We almost lost our quarry in a build-up of clouds over the coast.

The voller ahead darted into a white canyon of billowing cloud. We followed, and we had the speed lever notched over past its rightful halting place. We held on; but it was a near thing.

Thunderstorms raged among the clouds.

Twice we were hurled end over end, and twice we righted ourselves, clinging on with gripping fingers, to hurl our voller on in pursuit.

The storms held us both up, pursuer and pursued alike, and presently the flier carrying Pancresta began a series of maneuvers which, apart from wasting time, gained them not a palm in distance upon us.

At last we broke free of the storms and the darkness and sailed on over jungle, steaming in the new radiance.

A wide river rolled along below, brown and smooth, carving its path through the forest.

“If you can believe what old Frandor the Schturmin told me, and if I’m right, that’ll be the River of Bloody Jaws.”

I nodded. There was no need to enlarge on who owned the jaws in the Kazzchun River.

“She flows down from the Central Mountains all the way to the Sea of Chem.” Seg gestured over the coaming. “There is a fair amount of traffic.”

On the broad brown surface boats moved, mostly propelled by long sweeps all working in unison. There were a few more rakish craft tacking along. We saw a few small habitations in clearings along the banks. Whoever lived down there made what they could out of their surroundings.

We flew on, deeper into the island. Pandahem, like Vallia, in size is on the order of the size of Australia; there was a lot of it. Hereabouts, quite clearly, the river formed the main and best, possibly the only, means of communication.

Scraps of cloud drifted by. We saw flocks of waterfowl, wide-winged and long-necked, rising in multitudes from the waters. Brown mudflats gleamed. On those banks the ominous forms of risslaca showed. No one was going swimming in the River of Bloody Jaws without regretting the notion.

“I don’t expect to see any fliers here in Pandahem,” said Seg. “But they must be known. The folk down there do not pay as much attention.”

“Hamal and Hyrklana never would sell vollers to Loh or Pandahem, among others. Now we have these damned Shanks to fight I think the Pandaheem will get their vollers.”

“They’re surely needed in this part of the world.”

We flew so grandly over the tops of the trees. What it would be like down there, trudging along, was something I did not wish to find out. Even the river for travel would be a headache.
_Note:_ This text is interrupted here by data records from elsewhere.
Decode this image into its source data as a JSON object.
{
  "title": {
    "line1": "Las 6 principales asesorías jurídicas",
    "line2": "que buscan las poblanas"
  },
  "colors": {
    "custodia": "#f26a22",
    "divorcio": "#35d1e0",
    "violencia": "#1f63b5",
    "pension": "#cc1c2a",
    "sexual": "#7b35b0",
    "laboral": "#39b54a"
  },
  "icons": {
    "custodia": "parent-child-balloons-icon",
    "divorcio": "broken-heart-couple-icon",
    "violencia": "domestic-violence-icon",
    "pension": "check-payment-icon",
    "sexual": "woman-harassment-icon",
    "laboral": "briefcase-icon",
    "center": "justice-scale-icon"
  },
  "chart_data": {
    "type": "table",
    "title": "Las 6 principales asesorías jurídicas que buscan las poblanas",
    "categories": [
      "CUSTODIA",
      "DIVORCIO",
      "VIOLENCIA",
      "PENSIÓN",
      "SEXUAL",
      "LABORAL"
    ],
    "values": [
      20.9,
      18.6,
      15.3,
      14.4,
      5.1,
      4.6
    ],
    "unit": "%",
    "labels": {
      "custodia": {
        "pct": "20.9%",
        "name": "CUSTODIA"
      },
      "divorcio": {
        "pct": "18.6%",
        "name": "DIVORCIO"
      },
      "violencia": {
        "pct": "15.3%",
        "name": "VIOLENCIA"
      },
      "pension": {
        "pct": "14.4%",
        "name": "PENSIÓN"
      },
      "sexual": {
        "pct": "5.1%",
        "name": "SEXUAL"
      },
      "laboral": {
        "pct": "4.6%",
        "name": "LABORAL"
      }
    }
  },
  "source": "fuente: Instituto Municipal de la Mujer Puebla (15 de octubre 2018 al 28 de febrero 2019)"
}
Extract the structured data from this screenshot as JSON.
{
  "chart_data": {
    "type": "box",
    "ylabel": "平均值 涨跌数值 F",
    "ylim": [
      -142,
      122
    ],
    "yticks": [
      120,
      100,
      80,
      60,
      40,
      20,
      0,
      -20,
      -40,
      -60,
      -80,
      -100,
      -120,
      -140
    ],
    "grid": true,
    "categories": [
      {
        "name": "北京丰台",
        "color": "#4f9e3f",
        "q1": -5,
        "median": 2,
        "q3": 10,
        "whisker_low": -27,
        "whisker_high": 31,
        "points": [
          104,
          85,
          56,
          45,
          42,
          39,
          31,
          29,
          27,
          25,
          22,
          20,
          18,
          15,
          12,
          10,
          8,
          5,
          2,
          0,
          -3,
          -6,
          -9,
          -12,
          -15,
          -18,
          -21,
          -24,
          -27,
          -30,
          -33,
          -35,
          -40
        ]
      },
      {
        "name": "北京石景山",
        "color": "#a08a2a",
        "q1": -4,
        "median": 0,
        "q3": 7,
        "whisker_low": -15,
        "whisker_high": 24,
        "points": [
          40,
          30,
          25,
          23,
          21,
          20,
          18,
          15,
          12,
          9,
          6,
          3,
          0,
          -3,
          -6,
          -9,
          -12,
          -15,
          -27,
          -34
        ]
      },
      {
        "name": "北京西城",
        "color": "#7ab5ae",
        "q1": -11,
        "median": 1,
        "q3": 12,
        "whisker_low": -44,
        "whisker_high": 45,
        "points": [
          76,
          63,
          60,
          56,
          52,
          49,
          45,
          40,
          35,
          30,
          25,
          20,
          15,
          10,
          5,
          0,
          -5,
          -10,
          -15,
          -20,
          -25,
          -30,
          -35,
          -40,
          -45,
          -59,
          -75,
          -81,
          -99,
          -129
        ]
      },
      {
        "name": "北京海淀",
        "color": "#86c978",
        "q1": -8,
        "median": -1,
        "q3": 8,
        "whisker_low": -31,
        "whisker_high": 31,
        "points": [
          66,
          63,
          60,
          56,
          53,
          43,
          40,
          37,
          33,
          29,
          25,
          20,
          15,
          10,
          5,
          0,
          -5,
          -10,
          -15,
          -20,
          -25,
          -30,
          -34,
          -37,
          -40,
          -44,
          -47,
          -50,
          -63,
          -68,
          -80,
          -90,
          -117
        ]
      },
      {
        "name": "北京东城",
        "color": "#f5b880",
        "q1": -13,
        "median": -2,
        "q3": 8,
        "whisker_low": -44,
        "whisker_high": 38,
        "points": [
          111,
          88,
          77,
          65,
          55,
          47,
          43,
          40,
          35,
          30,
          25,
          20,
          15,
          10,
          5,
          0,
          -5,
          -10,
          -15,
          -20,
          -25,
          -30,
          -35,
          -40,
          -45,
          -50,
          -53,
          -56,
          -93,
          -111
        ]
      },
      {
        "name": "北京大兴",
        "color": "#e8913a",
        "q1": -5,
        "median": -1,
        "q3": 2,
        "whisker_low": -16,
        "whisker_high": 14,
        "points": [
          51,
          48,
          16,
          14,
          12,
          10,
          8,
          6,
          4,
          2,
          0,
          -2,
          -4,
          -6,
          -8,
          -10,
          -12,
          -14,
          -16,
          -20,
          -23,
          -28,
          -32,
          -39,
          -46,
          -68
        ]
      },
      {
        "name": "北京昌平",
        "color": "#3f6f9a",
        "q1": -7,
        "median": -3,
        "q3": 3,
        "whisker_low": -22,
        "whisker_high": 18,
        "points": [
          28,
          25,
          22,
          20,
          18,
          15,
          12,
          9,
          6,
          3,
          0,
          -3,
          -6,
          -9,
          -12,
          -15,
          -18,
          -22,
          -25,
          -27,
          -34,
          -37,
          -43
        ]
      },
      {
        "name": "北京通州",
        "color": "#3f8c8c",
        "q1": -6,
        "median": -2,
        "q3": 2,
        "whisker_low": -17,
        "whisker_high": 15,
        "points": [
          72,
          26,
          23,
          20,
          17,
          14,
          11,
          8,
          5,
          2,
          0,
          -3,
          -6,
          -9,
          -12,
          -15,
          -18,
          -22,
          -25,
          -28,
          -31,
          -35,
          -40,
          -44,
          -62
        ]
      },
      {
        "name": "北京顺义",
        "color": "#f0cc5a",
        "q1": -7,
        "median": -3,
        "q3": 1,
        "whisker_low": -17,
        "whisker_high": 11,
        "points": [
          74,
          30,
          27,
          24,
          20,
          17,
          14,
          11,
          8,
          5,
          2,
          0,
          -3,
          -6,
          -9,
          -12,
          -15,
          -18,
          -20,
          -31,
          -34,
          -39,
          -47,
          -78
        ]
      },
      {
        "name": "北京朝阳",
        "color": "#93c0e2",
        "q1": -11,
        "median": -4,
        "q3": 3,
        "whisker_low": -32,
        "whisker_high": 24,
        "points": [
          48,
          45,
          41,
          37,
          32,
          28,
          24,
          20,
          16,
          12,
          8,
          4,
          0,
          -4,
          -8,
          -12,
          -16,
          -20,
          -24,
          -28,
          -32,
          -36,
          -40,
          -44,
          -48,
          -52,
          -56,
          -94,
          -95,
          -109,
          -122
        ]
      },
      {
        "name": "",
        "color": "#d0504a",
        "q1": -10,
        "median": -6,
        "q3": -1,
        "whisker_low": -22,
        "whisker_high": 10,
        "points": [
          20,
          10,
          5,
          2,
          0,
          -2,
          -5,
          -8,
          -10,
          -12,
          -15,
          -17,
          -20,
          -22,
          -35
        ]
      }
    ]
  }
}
Up ahead the forest lifted to a shallow range of hills. They were not mountains. But there were a lot of them, serried ranks of rounded slopes, one after another, and every one crammed with the ferocious vegetation of the jungle. The rain forest swarmed up over the rounded hills.
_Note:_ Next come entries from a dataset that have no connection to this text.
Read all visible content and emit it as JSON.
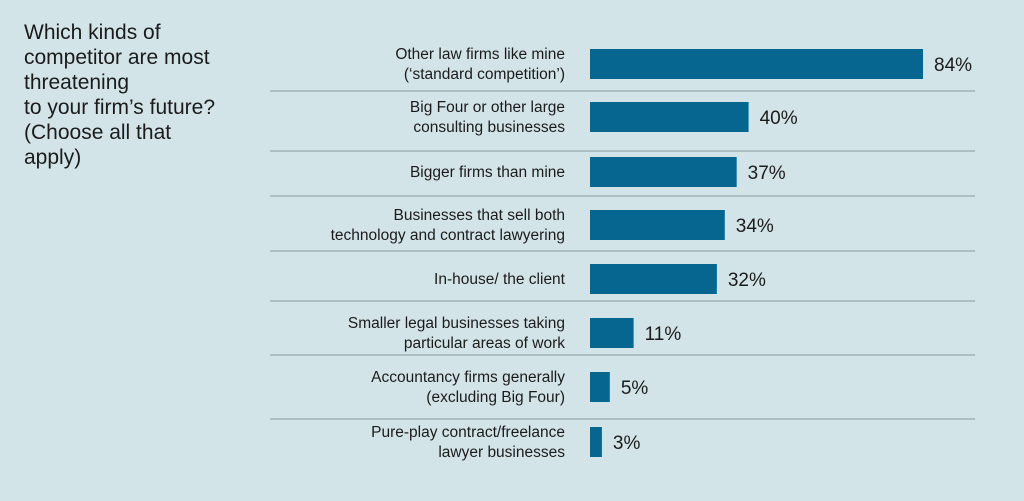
{
  "question": {
    "lines": [
      "Which kinds of",
      "competitor are most",
      "threatening",
      "to your firm’s future?",
      "(Choose all that",
      "apply)"
    ]
  },
  "colors": {
    "background": "#d3e4e9",
    "bar": "#066690",
    "divider": "#8a9aa0",
    "text": "#1b1b1b"
  },
  "chart_data": {
    "type": "bar",
    "orientation": "horizontal",
    "title": "",
    "xlabel": "",
    "ylabel": "",
    "unit": "%",
    "xlim": [
      0,
      100
    ],
    "grid": false,
    "legend": "none",
    "categories": [
      [
        "Other law firms like mine",
        "(‘standard competition’)"
      ],
      [
        "Big Four or other large",
        "consulting businesses"
      ],
      [
        "Bigger firms than mine"
      ],
      [
        "Businesses that sell both",
        "technology and contract lawyering"
      ],
      [
        "In-house/ the client"
      ],
      [
        "Smaller legal businesses taking",
        "particular areas of work"
      ],
      [
        "Accountancy firms generally",
        "(excluding Big Four)"
      ],
      [
        "Pure-play contract/freelance",
        "lawyer businesses"
      ]
    ],
    "values": [
      84,
      40,
      37,
      34,
      32,
      11,
      5,
      3
    ],
    "value_labels": [
      "84%",
      "40%",
      "37%",
      "34%",
      "32%",
      "11%",
      "5%",
      "3%"
    ]
  }
}
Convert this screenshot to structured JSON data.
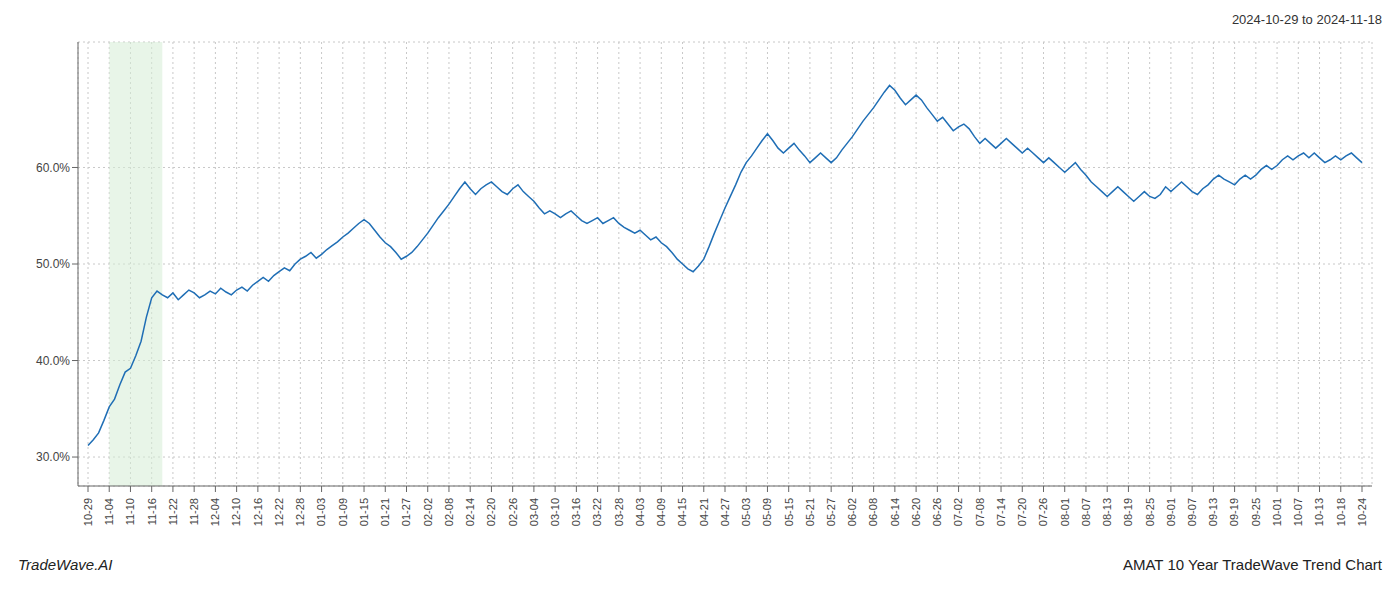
{
  "chart_data": {
    "type": "line",
    "title": "2024-10-29 to 2024-11-18",
    "annotations": [
      "TradeWave.AI",
      "AMAT 10 Year TradeWave Trend Chart"
    ],
    "color": "#1f6eb5",
    "grid": true,
    "ylim": [
      27.0,
      73.0
    ],
    "yticks": [
      {
        "value": 30.0,
        "label": "30.0%"
      },
      {
        "value": 40.0,
        "label": "40.0%"
      },
      {
        "value": 50.0,
        "label": "50.0%"
      },
      {
        "value": 60.0,
        "label": "60.0%"
      }
    ],
    "highlight": {
      "start": 4,
      "end": 14,
      "color": "#d6ecd6"
    },
    "categories": [
      "10-29",
      null,
      null,
      null,
      "11-04",
      null,
      null,
      null,
      "11-10",
      null,
      null,
      null,
      "11-16",
      null,
      null,
      null,
      "11-22",
      null,
      null,
      null,
      "11-28",
      null,
      null,
      null,
      "12-04",
      null,
      null,
      null,
      "12-10",
      null,
      null,
      null,
      "12-16",
      null,
      null,
      null,
      "12-22",
      null,
      null,
      null,
      "12-28",
      null,
      null,
      null,
      "01-03",
      null,
      null,
      null,
      "01-09",
      null,
      null,
      null,
      "01-15",
      null,
      null,
      null,
      "01-21",
      null,
      null,
      null,
      "01-27",
      null,
      null,
      null,
      "02-02",
      null,
      null,
      null,
      "02-08",
      null,
      null,
      null,
      "02-14",
      null,
      null,
      null,
      "02-20",
      null,
      null,
      null,
      "02-26",
      null,
      null,
      null,
      "03-04",
      null,
      null,
      null,
      "03-10",
      null,
      null,
      null,
      "03-16",
      null,
      null,
      null,
      "03-22",
      null,
      null,
      null,
      "03-28",
      null,
      null,
      null,
      "04-03",
      null,
      null,
      null,
      "04-09",
      null,
      null,
      null,
      "04-15",
      null,
      null,
      null,
      "04-21",
      null,
      null,
      null,
      "04-27",
      null,
      null,
      null,
      "05-03",
      null,
      null,
      null,
      "05-09",
      null,
      null,
      null,
      "05-15",
      null,
      null,
      null,
      "05-21",
      null,
      null,
      null,
      "05-27",
      null,
      null,
      null,
      "06-02",
      null,
      null,
      null,
      "06-08",
      null,
      null,
      null,
      "06-14",
      null,
      null,
      null,
      "06-20",
      null,
      null,
      null,
      "06-26",
      null,
      null,
      null,
      "07-02",
      null,
      null,
      null,
      "07-08",
      null,
      null,
      null,
      "07-14",
      null,
      null,
      null,
      "07-20",
      null,
      null,
      null,
      "07-26",
      null,
      null,
      null,
      "08-01",
      null,
      null,
      null,
      "08-07",
      null,
      null,
      null,
      "08-13",
      null,
      null,
      null,
      "08-19",
      null,
      null,
      null,
      "08-25",
      null,
      null,
      null,
      "09-01",
      null,
      null,
      null,
      "09-07",
      null,
      null,
      null,
      "09-13",
      null,
      null,
      null,
      "09-19",
      null,
      null,
      null,
      "09-25",
      null,
      null,
      null,
      "10-01",
      null,
      null,
      null,
      "10-07",
      null,
      null,
      null,
      "10-13",
      null,
      null,
      null,
      "10-18",
      null,
      null,
      null,
      "10-24"
    ],
    "values": [
      31.2,
      31.8,
      32.5,
      33.8,
      35.2,
      36.0,
      37.5,
      38.8,
      39.2,
      40.5,
      42.0,
      44.5,
      46.5,
      47.2,
      46.8,
      46.5,
      47.0,
      46.3,
      46.8,
      47.3,
      47.0,
      46.5,
      46.8,
      47.2,
      46.9,
      47.5,
      47.1,
      46.8,
      47.3,
      47.6,
      47.2,
      47.8,
      48.2,
      48.6,
      48.2,
      48.8,
      49.2,
      49.6,
      49.3,
      50.0,
      50.5,
      50.8,
      51.2,
      50.6,
      51.0,
      51.5,
      51.9,
      52.3,
      52.8,
      53.2,
      53.7,
      54.2,
      54.6,
      54.2,
      53.5,
      52.8,
      52.2,
      51.8,
      51.2,
      50.5,
      50.8,
      51.2,
      51.8,
      52.5,
      53.2,
      54.0,
      54.8,
      55.5,
      56.2,
      57.0,
      57.8,
      58.5,
      57.8,
      57.2,
      57.8,
      58.2,
      58.5,
      58.0,
      57.5,
      57.2,
      57.8,
      58.2,
      57.5,
      57.0,
      56.5,
      55.8,
      55.2,
      55.5,
      55.2,
      54.8,
      55.2,
      55.5,
      55.0,
      54.5,
      54.2,
      54.5,
      54.8,
      54.2,
      54.5,
      54.8,
      54.2,
      53.8,
      53.5,
      53.2,
      53.5,
      53.0,
      52.5,
      52.8,
      52.2,
      51.8,
      51.2,
      50.5,
      50.0,
      49.5,
      49.2,
      49.8,
      50.5,
      51.8,
      53.2,
      54.5,
      55.8,
      57.0,
      58.2,
      59.5,
      60.5,
      61.2,
      62.0,
      62.8,
      63.5,
      62.8,
      62.0,
      61.5,
      62.0,
      62.5,
      61.8,
      61.2,
      60.5,
      61.0,
      61.5,
      61.0,
      60.5,
      61.0,
      61.8,
      62.5,
      63.2,
      64.0,
      64.8,
      65.5,
      66.2,
      67.0,
      67.8,
      68.5,
      68.0,
      67.2,
      66.5,
      67.0,
      67.5,
      67.0,
      66.2,
      65.5,
      64.8,
      65.2,
      64.5,
      63.8,
      64.2,
      64.5,
      64.0,
      63.2,
      62.5,
      63.0,
      62.5,
      62.0,
      62.5,
      63.0,
      62.5,
      62.0,
      61.5,
      62.0,
      61.5,
      61.0,
      60.5,
      61.0,
      60.5,
      60.0,
      59.5,
      60.0,
      60.5,
      59.8,
      59.2,
      58.5,
      58.0,
      57.5,
      57.0,
      57.5,
      58.0,
      57.5,
      57.0,
      56.5,
      57.0,
      57.5,
      57.0,
      56.8,
      57.2,
      58.0,
      57.5,
      58.0,
      58.5,
      58.0,
      57.5,
      57.2,
      57.8,
      58.2,
      58.8,
      59.2,
      58.8,
      58.5,
      58.2,
      58.8,
      59.2,
      58.8,
      59.2,
      59.8,
      60.2,
      59.8,
      60.2,
      60.8,
      61.2,
      60.8,
      61.2,
      61.5,
      61.0,
      61.5,
      61.0,
      60.5,
      60.8,
      61.2,
      60.8,
      61.2,
      61.5,
      61.0,
      60.5
    ]
  }
}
“The river trends away to the east,” said Seg.

“I see. Is that a town near the beginning of the bend?”

Seg used the spyglass.

“Yes. Now, I wonder...?”

But the voller flew on, over the town in its riverside clearing, on and rising to soar over the unending roundnesses of the jungle-clad slopes.

We no longer flew a trifle west of north following the course of the river as it rolled down southeast. Now we flew on over solid jungle.

Seg had the spyglass trained neatly on the voller.

I thought I glimpsed a flicker of movement among the trees ahead of the path of the voller.

There was just a sudden movement there, a hint of a cloud of black dots, and then the sky over the trees was clear.

“Seg! Train your glass down, ahead of the voller — there — there where that rounded hill slopes over that valley—”

He did as I said, instantly.

After a moment, he said, “I see only trees.”

“I thought I glimpsed — something — there.”

“Only trees, now.”

He handed me the glass.

I looked. The tops of the closely packed trees jumped into focus. I was looking down onto the crowns of the denizens of a rain forest, and no prying with human eyes would descry what lay on the forest floor.